The Framers of the Constitution clearly understood human nature, namely the human thirst for power, and decided that they would structure a government of checks and balances to prevent the abuses they had witnessed under Britain’s King George III. Fearing that a president would become an “elected monarch,” the Framers clearly gave the power to legislate, or make law, to the two chambers of the United States Congress. By their reasoning, with which I agree, putting the power to make law into the hands of a body made-up of many representatives was preferable to putting the power to issue an edict into the hands of the president. After watching King George III and his predecessors issue royal edicts, against the wishes of the people or the Parliament, they determined that an American president should never possess such power.

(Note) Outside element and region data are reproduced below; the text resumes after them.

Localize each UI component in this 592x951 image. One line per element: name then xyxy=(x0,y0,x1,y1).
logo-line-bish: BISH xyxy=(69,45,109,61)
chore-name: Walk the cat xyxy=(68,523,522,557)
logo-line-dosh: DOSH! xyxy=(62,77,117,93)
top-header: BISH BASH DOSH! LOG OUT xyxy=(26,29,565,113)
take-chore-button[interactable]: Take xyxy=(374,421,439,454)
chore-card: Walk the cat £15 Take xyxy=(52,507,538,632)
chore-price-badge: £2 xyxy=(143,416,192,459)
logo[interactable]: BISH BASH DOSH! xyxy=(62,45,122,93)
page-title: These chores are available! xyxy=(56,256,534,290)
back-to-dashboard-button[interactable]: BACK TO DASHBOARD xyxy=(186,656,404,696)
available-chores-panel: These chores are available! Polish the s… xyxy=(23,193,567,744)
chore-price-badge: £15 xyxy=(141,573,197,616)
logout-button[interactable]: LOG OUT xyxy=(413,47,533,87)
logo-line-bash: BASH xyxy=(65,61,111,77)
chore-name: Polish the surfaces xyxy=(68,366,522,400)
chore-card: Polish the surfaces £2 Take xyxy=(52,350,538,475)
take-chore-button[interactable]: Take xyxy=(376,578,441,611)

If the Founding Fathers came back to America today, however, they may not recognize the presidential institution they envisioned at the nation’s founding. The powerful, but limited, office of the president of the United States has become, for all intents and purposes, the “elected monarch” many of them warned against over two centuries ago. This tendency toward the imperial presidency certainly didn’t begin under Barack Obama, but it has been exacerbated by President Obama’s willingness to use executive orders to repeal, amend, and make laws without the consent of Congress. Such an assumption of legislative powers by any president is an affront to the clear language and intent of the Constitution. Action must be taken by the Congress to hold the executive accountable before it becomes an irrelevant institution.

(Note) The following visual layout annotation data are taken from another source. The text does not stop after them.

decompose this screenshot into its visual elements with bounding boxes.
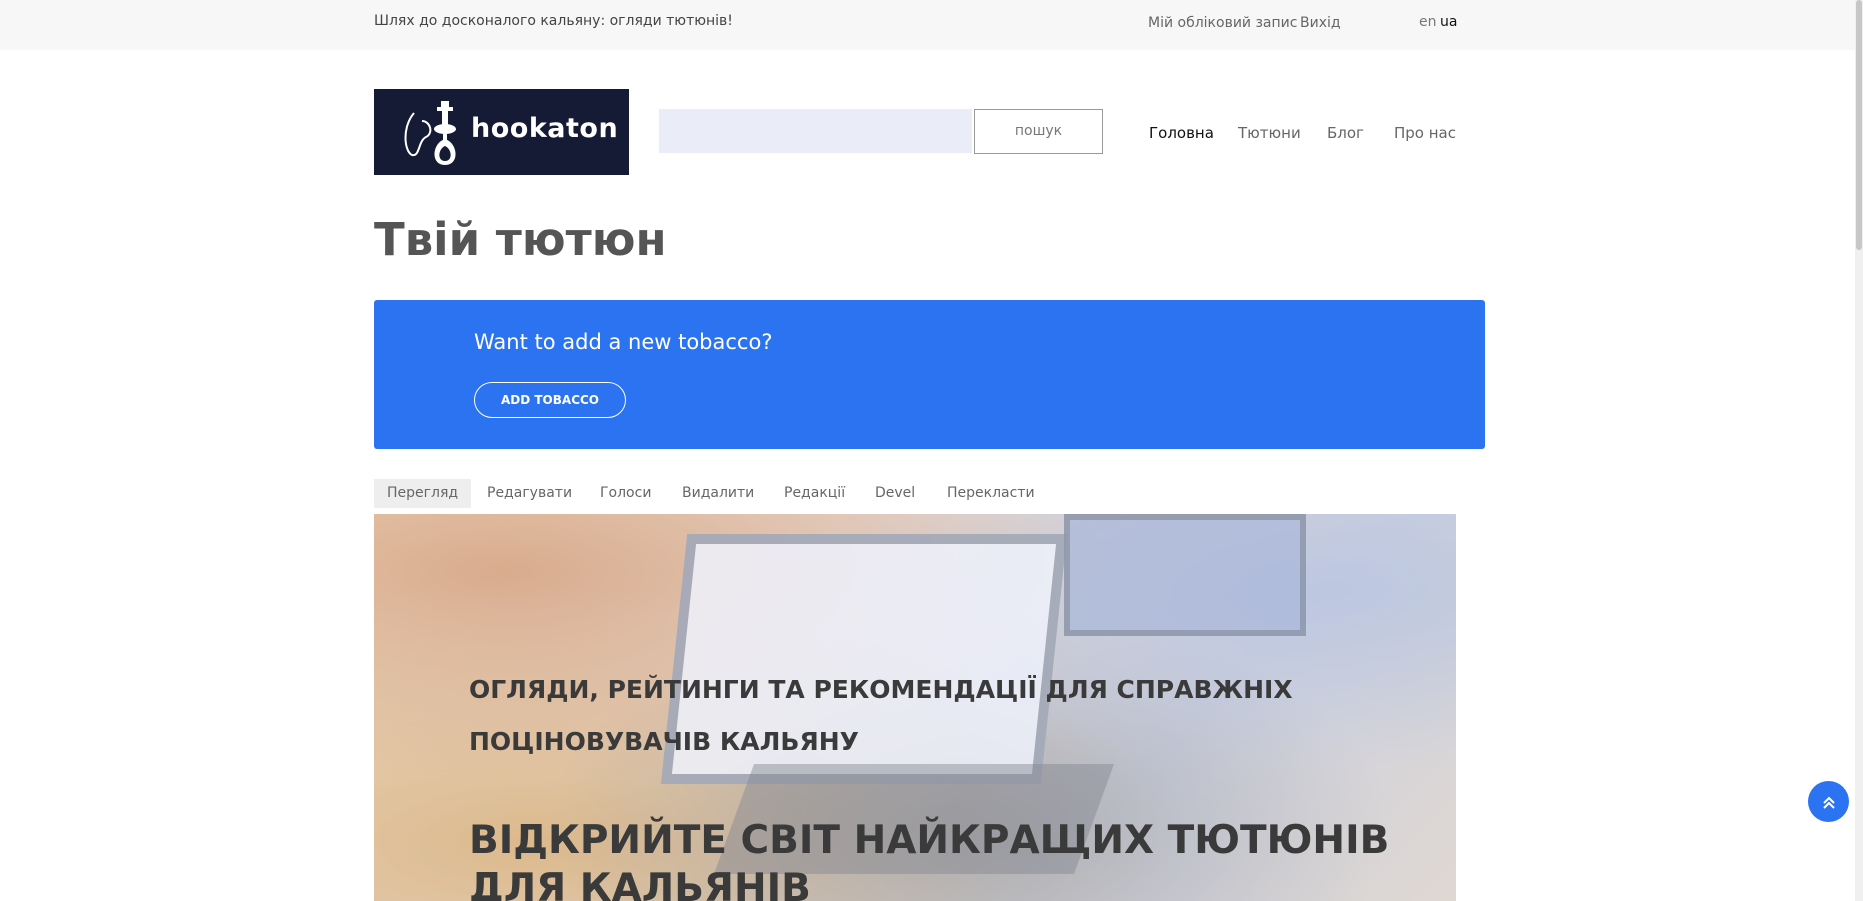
tab-votes[interactable]: Голоси xyxy=(587,479,664,508)
logout-link[interactable]: Вихід xyxy=(1300,15,1341,31)
nav-item-tobaccos[interactable]: Тютюни xyxy=(1238,124,1301,142)
logo-text: hookaton xyxy=(471,113,619,144)
language-ua-link[interactable]: ua xyxy=(1440,14,1457,30)
page-title: Твій тютюн xyxy=(374,213,667,266)
search-input[interactable] xyxy=(659,109,972,153)
scroll-to-top-button[interactable] xyxy=(1808,781,1849,822)
tab-devel[interactable]: Devel xyxy=(862,479,928,508)
hero-subtitle: ОГЛЯДИ, РЕЙТИНГИ ТА РЕКОМЕНДАЦІЇ ДЛЯ СПР… xyxy=(469,675,1293,756)
tab-view[interactable]: Перегляд xyxy=(374,479,472,508)
tab-revisions[interactable]: Редакції xyxy=(771,479,858,508)
search-button[interactable]: пошук xyxy=(974,109,1103,154)
add-tobacco-banner: Want to add a new tobacco? ADD TOBACCO xyxy=(374,300,1485,449)
top-bar: Шлях до досконалого кальяну: огляди тютю… xyxy=(0,0,1863,50)
double-chevron-up-icon xyxy=(1822,796,1835,809)
nav-item-about[interactable]: Про нас xyxy=(1394,124,1456,142)
site-logo[interactable]: hookaton xyxy=(374,89,629,175)
tab-delete[interactable]: Видалити xyxy=(669,479,767,508)
tab-translate[interactable]: Перекласти xyxy=(934,479,1048,508)
banner-text: Want to add a new tobacco? xyxy=(474,330,773,354)
nav-item-blog[interactable]: Блог xyxy=(1327,124,1364,142)
nav-item-home[interactable]: Головна xyxy=(1149,124,1214,142)
language-en-link[interactable]: en xyxy=(1419,14,1437,30)
page-scrollbar[interactable] xyxy=(1855,0,1863,901)
tab-edit[interactable]: Редагувати xyxy=(474,479,585,508)
hero-title: ВІДКРИЙТЕ СВІТ НАЙКРАЩИХ ТЮТЮНІВ ДЛЯ КАЛ… xyxy=(469,818,1390,901)
site-tagline: Шлях до досконалого кальяну: огляди тютю… xyxy=(374,13,733,29)
hero-section: ОГЛЯДИ, РЕЙТИНГИ ТА РЕКОМЕНДАЦІЇ ДЛЯ СПР… xyxy=(374,514,1456,901)
add-tobacco-button[interactable]: ADD TOBACCO xyxy=(474,382,626,418)
my-account-link[interactable]: Мій обліковий запис xyxy=(1148,15,1297,31)
hookah-icon xyxy=(404,101,456,165)
scrollbar-thumb[interactable] xyxy=(1856,0,1862,250)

I support SC Congressman Trey Gowdy’s ENFORCE Act as a necessary first step toward arresting this slide toward one-branch government. Congress doesn’t make suggestions, and they’re not in DC to provide mere “advice and consent” to the chief executive. Congress exists to represent the people of the United States in making law. When any president tries to alter, abolish, or institute any law without the consent of Congress, Congress should have the immediate legal authority to bring a constitutional challenge before the Supreme Court of the United States. Additionally, Congress should begin taking legislative steps toward limiting presidential powers with regard to the use of executive orders. This practice of issuing executive orders to government agencies has evolved from issuing directives on how to carry-out congressionally passed laws, to making laws without congress. For presidents of both parties, going forward, this practice must cease.
The Constitution clearly gives the American President a role in the legislative process. He or she can sign a bill into law, or veto that bill, but once a law is passed, the president has no power to amend or abolish it without the explicit action of the Congress of the United States of America. For any chief executive to assume more lawmaking power than this is to undermine the clear constraints of the Constitution, and to undermine the most fundamental structures of the American government. Such overreaches by the presidency, and presidents of both parties, can no longer be overlooked. Absent some immediate action by the Congress to restore proper constitutional boundaries, the republic as we know it will be permanently altered.
Benjamin Franklin was right in saying we have “a republic, if we can keep it.” It cannot be kept, however, so long as presidents act more like the kings we sought to separate ourselves from the very founding of this nation.